Palfrey started her call girl business, Pamela Martin Associates, in 1993, after she emerged from an 18-month stint in prison for an earlier prostitution operation. She had suffered greatly behind bars in a particularly rough women's prison, developing stress-related illnesses and vowing on her release never to return to the prison system. "It damn near killed her," Moldea said.

"She said there was enormous stress - it made her sick, she couldn't take it, and she wasn't going to let that happen to her again." Once outside, however, Palfrey discovered like hundreds of thousands of convicted felons in the US that nobody wanted to employ her and she soon went back into the sex trade.

She always insisted that her business was a legal "high-end erotic fantasy service" that only employed women with college degrees who were well versed in current affairs. They charged $250 (€162) an hour, visiting homes and hotels in Washington to play what she described as "quasi-sexual" games with clients.
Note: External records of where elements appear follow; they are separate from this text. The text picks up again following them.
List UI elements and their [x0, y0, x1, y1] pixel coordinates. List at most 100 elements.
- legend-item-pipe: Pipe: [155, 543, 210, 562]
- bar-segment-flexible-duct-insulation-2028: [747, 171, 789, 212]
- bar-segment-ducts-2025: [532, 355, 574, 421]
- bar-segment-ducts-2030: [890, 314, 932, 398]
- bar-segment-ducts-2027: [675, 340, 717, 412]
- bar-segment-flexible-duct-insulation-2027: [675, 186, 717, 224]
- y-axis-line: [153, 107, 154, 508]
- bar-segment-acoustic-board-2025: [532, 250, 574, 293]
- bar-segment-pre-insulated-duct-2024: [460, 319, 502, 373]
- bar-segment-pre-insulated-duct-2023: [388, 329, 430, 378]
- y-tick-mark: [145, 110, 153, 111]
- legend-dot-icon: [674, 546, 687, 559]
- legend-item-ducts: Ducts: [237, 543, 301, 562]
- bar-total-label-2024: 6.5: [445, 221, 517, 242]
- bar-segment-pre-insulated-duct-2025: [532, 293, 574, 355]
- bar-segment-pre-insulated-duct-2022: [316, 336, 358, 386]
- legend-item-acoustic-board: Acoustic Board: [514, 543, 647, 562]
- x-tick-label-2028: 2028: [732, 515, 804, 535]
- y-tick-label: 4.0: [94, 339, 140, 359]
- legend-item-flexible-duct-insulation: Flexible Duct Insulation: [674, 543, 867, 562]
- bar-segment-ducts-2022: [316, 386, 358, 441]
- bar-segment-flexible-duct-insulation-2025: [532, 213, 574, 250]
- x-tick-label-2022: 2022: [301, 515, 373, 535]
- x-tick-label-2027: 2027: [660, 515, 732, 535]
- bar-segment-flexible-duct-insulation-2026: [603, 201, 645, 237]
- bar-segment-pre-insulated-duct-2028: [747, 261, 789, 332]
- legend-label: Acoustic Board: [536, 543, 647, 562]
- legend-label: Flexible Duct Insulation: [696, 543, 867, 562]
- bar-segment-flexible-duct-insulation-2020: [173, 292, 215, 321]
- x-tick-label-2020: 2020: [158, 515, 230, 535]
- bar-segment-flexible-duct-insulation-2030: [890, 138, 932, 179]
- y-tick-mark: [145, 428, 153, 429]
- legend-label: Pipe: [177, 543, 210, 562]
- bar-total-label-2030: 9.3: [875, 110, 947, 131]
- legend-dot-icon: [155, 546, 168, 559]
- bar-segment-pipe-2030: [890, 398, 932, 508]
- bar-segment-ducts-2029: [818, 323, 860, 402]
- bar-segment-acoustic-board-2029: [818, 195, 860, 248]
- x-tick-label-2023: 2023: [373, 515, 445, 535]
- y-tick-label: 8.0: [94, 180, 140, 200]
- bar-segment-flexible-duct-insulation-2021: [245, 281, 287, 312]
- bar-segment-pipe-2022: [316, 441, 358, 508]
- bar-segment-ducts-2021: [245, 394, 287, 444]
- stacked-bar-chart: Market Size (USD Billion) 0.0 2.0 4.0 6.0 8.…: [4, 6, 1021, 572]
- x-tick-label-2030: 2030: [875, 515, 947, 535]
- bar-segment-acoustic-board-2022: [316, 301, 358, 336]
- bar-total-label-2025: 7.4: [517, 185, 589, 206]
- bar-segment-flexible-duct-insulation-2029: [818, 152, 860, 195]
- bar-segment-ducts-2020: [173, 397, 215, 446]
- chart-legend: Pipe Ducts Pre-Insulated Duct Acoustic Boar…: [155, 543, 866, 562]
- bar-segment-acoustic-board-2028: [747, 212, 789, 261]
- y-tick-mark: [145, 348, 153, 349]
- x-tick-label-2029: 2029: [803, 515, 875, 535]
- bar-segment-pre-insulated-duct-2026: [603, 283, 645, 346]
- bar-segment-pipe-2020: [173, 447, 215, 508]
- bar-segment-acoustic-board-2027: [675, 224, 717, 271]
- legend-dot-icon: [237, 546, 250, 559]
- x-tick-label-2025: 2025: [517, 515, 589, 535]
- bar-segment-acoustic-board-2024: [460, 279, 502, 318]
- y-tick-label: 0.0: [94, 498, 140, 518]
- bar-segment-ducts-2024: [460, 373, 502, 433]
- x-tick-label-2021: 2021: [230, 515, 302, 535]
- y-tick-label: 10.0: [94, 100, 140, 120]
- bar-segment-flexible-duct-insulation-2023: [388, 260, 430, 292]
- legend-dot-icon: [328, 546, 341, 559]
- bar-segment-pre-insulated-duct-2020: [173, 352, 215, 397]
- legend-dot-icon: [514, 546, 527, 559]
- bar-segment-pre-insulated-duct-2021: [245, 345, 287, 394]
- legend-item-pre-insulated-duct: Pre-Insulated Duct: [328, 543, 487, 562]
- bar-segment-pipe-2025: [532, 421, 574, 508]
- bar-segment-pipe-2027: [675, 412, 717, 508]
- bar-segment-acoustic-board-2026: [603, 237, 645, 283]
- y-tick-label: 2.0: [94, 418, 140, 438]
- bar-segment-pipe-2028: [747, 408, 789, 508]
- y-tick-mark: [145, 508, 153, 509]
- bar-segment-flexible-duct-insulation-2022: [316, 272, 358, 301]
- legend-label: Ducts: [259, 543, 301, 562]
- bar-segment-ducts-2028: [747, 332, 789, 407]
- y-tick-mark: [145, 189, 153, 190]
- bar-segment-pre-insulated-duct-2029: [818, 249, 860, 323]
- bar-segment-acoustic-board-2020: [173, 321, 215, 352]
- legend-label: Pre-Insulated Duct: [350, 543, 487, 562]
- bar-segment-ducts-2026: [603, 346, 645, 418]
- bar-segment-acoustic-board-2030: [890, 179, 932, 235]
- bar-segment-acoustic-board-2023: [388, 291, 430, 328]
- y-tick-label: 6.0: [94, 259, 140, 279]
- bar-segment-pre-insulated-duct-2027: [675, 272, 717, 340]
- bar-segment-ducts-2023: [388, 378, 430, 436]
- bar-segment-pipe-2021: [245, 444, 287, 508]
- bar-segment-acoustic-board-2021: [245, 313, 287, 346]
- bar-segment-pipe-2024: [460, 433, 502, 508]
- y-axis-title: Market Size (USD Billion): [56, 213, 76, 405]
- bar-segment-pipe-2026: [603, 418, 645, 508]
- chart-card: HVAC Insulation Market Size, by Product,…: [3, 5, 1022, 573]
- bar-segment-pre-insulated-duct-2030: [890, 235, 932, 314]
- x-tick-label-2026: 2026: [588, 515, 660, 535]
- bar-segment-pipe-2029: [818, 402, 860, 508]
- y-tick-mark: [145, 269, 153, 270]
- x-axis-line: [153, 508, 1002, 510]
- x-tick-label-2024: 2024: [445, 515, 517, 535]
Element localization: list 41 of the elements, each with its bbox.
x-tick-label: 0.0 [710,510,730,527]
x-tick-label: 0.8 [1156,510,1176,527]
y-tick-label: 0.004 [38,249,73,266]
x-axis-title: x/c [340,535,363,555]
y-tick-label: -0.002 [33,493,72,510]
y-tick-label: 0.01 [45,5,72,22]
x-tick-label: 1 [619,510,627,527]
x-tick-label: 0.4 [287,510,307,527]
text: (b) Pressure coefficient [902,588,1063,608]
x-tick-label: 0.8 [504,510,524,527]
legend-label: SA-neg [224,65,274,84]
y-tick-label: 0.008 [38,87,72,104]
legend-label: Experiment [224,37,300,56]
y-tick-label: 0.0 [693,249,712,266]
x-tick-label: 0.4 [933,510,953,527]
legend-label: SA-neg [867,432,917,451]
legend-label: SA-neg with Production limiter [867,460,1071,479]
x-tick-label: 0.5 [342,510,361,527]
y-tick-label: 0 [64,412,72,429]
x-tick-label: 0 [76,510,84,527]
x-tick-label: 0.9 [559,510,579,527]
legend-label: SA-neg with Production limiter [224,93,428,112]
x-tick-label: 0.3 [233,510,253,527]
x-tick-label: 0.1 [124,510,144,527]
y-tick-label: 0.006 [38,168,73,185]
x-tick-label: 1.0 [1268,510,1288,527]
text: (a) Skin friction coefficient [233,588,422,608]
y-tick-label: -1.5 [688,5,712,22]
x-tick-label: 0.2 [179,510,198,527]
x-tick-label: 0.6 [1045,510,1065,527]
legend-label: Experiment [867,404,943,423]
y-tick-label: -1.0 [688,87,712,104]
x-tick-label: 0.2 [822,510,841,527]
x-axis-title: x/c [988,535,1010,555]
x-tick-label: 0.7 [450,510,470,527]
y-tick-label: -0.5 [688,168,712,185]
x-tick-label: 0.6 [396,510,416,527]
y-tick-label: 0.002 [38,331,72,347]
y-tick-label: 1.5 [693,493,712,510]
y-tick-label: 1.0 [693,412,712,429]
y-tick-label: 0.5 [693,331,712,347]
Palfrey professed herself shocked to find out that some of the women actually engaged in sexual acts as well as role-playing, but a number of prostitutes and clients testified at her trial that sex was very definitely part of the deal.

Palfrey placed advertisements in Washington magazines but ran her operation from California. Clients would call and she would set them up with escorts, who would post a percentage of their earnings to a PO box of Palfrey's in California.

Between 1993 and 2006, Palfrey employed more than 130 women and made a total of $2 million, according to prosecutors. One of the women, a former college lecturer called Brandy Britton, hanged herself in January, a few weeks before she was due to go on trial on prostitution charges.

"She couldn't take the humiliation. Her whole life was destroyed," Palfrey said.

The US attorney's office in Washington, which prosecuted Palfrey, offered condolences to her mother this week but made no further statement. As they look back on their work in exposing the DC Madam, prosecutors cannot claim to have affected the US capital's booming prostitution business.

After all their efforts, two women are dead and a 76-year-old mother has endured the horror of finding her daughter hanging from a metal bar in a storage shed.

As for Palfrey's clients, they're doing just fine. Vitter, who appeared with his wife to apologise for using the call girl service, is still in the senate and has faced no criminal charges.

Tobias hasn't been prosecuted either but has moved home to Indiana to take up a comfortable post as president of the Indianapolis airport authority.

Some critics complained about the appointment but the city's mayor urged them not to be so harsh, adding that he believes in second chances.